GEW warnt vor Überreaktionen und Dramatisierung bei Internet-Mobbing / Bildungsgewerkschaft stellt Studie zu "Cyber-Mobbing" vor: vorbeugen - aufklären - gelassen und professionell reagieren


(Berlin) - Einen Verhaltenskodex an Schulen und klare Regelungen zum Schutz vor Mobbing im Internet oder per Handy hat die Gewerkschaft Erziehung und Wissenschaft (GEW) empfohlen. "Wir brauchen ein Bündel an Präventionsmaßnahmen und klare Regeln für ein gutes Schulklima, damit Mobbing keinen Nährboden hat", betonte Marianne Demmer, Leiterin des GEW-Vorstandsbereichs Schule, mit Blick auf die "Cyber-Mobbing"-Studie der Bildungsgewerkschaft, die sie gestern (26. Mai 2008) in Berlin vorgestellt hat. "Was gegen Cyber-Mobbing hilft, hilft auch gegen Mobbing allgemein." Die Untersuchung habe gezeigt, dass Mobbing ohne technische Hilfsmittel nach Einschätzung der Befragten etwa zehn Mal so häufig vorkommt. "Die Dramatisierung des Cyber-Mobbings geht am Kern des Problems vorbei", unterstrich Demmer.
Die für GEW-Mitglieder repräsentative Studie hat gezeigt, dass acht Prozent der Lehrkräfte direkt von Internet-Mobbing betroffen waren. Knapp 31 Prozent der Befragten gaben an, von Fällen aus dem Kollegen- und Bekanntenkreis gehört zu haben. "Ein `Opferprofil´ ist nicht zu erkennen: Jede Altersstufe, Männer und Frauen und jede Schulform sind ähnlich stark betroffen. Lediglich an Gymnasien ist die Zahl der Fälle leicht erhöht", sagte Demmer. Offenbar mobbten sich Schüler häufig auch gegenseitig: In einem Drittel der Fälle sind laut Untersuchung Schülerinnen und Schüler die Opfer. Wahrscheinlich sei die Dunkelziffer jedoch deutlich höher, sagte Demmer.

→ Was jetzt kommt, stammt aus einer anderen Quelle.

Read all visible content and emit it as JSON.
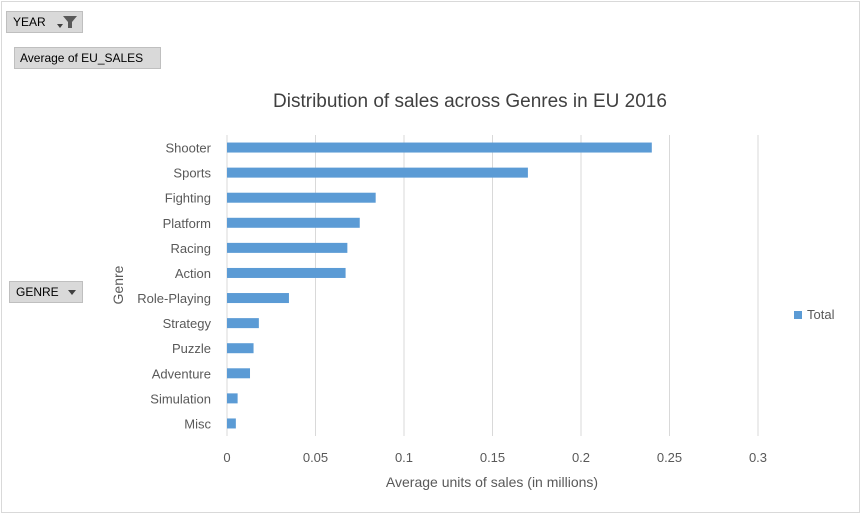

"Das `Täterprofil´ hingegen ist deutlich: Jungen und junge Männer greifen deutlich häufiger zu Handy und PC als Mädchen und junge Frauen, um andere Schüler oder Lehrkräfte unter Druck zu setzen oder sich zu rächen", sagte die GEW-Sprecherin. Es sei sinnvoll, sich gegen die unerwünschten Angriffe zu wehren: So hätten Lehrkräfte Täter zur Rede gestellt sowie das Gespräch mit Kollegen, Vorgesetzten und Eltern gesucht - mit Erfolg. In Einzelfällen seien Schüler vom Unterricht suspendiert, der Schule verwiesen oder verurteilt worden. Für ein Drittel der Täter habe ihr Verhalten allerdings keine Konsequenzen gehabt.

Die Täter sind in drei Viertel der Fälle Schüler, jeweils fünf Prozent sind Vorgesetzte und Eltern, knapp drei Prozent Kolleginnen und Kollegen.

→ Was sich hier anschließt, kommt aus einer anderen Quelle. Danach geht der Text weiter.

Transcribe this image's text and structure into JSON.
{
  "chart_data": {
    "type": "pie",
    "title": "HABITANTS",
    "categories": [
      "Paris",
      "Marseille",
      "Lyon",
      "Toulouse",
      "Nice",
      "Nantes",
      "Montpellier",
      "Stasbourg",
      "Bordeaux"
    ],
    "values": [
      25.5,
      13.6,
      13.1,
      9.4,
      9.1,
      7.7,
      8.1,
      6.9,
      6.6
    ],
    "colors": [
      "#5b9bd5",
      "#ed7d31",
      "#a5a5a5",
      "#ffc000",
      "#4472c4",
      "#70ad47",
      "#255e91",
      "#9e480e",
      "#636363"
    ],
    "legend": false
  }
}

"Wir brauchen in den Schulen ein Klima gegenseitiger Wertschätzung. Die beste Vorbeugung gegen alle Formen von Gewalt sind: Schule als Lerngemeinschaft, Kooperation und Förderung statt Konkurrenz und Selektion, Lehrkräfte als Partner und Unterstützer des Lernens, transparente und gerechte Bewertung sowie ein Lehrerkollegium, das als Team auftritt. Lehrkräfte, Schüler und Eltern sollten gemeinsam einen Verhaltenskodex erarbeiten und vereinbaren", betonte Demmer. Dazu gehöre etwa, dass Handys und Handy-Kameras während des Unterrichts ausgeschaltet sind und ebenso wie das Internet nicht für Mobbing-Zwecke oder Gewaltdarstellungen genutzt werden dürfen. "Wer sich nicht an die Abmachungen hält, dessen Geräte können einkassiert und den Eltern übergeben werden", sagte die Schulexpertin. Zwar hielten zwei Drittel der Lehrkräfte der Studie zufolge einen Verhaltenskodex für sinnvoll. Nach ihren Angaben gibt es eine solche Vereinbarung aber nicht einmal in einem Viertel der Einrichtungen. Demmer sieht hier einen deutlichen Nachholbedarf.

Sie plädierte dafür, der Medienpädagogik an den Schulen einen höheren Stellenwert zu geben: "Junge Menschen müssen angeleitet werden, die neuen Kommunikations-Medien sinnvoll einzusetzen. Sie müssen Chancen und Gefahren erkennen und einen verantwortungsvollen Umgang mit den neuen Technologien lernen." Sie warnte aber auch vor Dramatisierungen und Überreaktionen: "Schülerstreiche und Mobbing sind ein `altes Thema´, das nun im Internet-Zeitalter angekommen ist. Jetzt müssen die Lehrkräfte lernen, gelassen und professionell mit den Herausforderungen umzugehen. In besonders gravierenden Fällen muss der Arbeitgeber professionelle Unterstützung sicher stellen."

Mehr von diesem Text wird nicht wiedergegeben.